Zubaidah Nazeer Straits Times 19 Jan 13;

JAKARTA - The severe flooding in Jakarta shows the need for Asean nations to work together to protect the environment and prepare for such disasters, especially in the face of climate change, says the group's new Secretary-General, Mr Le Luong Minh.

"How to overcome the effects of climate change and the issue of environmental protection are always high on the Asean agenda," he said, in an interview at his office in the Asean Secretariat in Jakarta yesterday, noting that many Asean countries are prone to climate-change effects of extreme weather.

The Jakarta disaster comes just 10 days after the Vietnamese diplomat took over as Asean Secretary-General from Dr Surin Pitsuwan, a former foreign minister of Thailand.

Fortunately for Mr Minh, the secretariat is not in a flooded area of the capital. Therefore, he has been able to proceed with his busy schedule of engagements and meetings with diplomats, business leaders and state visitors.

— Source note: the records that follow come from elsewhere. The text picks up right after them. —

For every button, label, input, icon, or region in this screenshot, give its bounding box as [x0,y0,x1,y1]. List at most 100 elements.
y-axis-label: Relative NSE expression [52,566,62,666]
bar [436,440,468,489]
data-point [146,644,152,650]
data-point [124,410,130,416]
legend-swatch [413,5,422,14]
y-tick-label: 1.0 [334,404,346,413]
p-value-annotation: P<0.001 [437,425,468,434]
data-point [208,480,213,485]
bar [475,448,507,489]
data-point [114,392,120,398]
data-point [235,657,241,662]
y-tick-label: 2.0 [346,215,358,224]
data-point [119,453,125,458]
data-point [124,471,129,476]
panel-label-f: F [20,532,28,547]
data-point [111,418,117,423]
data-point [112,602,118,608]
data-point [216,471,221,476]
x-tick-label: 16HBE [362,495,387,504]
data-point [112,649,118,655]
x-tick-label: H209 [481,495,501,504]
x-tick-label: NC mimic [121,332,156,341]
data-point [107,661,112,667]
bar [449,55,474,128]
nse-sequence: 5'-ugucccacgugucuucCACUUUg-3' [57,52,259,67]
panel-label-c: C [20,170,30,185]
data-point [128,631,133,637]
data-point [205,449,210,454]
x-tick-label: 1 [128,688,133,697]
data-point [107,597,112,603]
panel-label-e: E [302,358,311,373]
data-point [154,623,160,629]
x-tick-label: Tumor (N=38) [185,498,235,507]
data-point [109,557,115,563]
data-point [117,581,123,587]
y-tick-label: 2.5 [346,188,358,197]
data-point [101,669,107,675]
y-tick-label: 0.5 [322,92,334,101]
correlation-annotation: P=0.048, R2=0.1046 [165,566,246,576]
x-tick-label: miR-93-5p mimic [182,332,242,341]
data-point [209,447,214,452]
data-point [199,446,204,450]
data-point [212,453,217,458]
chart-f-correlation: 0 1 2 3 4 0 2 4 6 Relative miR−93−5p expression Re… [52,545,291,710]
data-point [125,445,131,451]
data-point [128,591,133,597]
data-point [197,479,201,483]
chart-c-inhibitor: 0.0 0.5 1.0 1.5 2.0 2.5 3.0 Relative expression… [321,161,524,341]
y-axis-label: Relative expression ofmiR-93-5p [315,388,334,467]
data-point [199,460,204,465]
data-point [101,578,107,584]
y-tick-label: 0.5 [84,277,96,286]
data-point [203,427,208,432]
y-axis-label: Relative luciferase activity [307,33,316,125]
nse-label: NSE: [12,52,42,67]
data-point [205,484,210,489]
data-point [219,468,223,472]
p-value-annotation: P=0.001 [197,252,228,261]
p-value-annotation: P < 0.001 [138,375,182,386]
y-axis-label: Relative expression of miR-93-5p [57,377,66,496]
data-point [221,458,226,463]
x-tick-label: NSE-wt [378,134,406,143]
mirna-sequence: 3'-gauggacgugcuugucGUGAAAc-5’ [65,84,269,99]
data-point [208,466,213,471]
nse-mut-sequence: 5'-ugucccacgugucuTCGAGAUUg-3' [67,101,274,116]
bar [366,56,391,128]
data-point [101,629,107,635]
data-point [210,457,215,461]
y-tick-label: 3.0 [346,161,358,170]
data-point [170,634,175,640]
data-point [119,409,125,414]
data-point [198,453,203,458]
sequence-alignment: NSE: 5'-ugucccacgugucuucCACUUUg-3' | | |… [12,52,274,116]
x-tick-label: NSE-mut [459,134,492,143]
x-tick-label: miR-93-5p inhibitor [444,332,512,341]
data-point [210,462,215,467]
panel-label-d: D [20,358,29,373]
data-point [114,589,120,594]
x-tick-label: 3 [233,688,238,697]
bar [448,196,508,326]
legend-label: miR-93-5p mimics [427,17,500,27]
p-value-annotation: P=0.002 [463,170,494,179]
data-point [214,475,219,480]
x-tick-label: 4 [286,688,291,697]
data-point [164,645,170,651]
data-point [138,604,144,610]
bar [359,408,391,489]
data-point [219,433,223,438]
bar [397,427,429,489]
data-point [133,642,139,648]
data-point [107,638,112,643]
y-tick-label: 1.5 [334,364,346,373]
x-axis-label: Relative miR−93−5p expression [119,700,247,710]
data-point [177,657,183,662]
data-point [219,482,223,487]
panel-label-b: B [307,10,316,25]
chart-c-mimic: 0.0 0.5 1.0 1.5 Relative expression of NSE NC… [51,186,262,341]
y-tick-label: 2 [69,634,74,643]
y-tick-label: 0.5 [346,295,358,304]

But he said the flooding was evidence of the effect of extreme weather patterns and noted that Asean countries are vulnerable to them.

Parts of Vietnam's own coastline face erosion and some of its regions are below sea level and, thus, also in danger.

"My own country is one of four countries with the highest (risk) of falling victim to rising sea levels," Mr Minh said, adding that at least a quarter of its 90 million population could be affected, if not displaced.

Other Asean nations have also experienced natural calamities recently.

Last month, a tropical storm killed more than 1,000 people in the southern Philippines.

Monsoon rains have also drenched areas along Malaysia's west coast.

Asean's Coordinating Centre for Humanitarian Assistance on Disaster Management, or AHA Centre, has been set up to coordinate information on regional disasters and provide help.

Last Saturday, it saw the official launch of a state-of-the-art disaster response and monitoring system.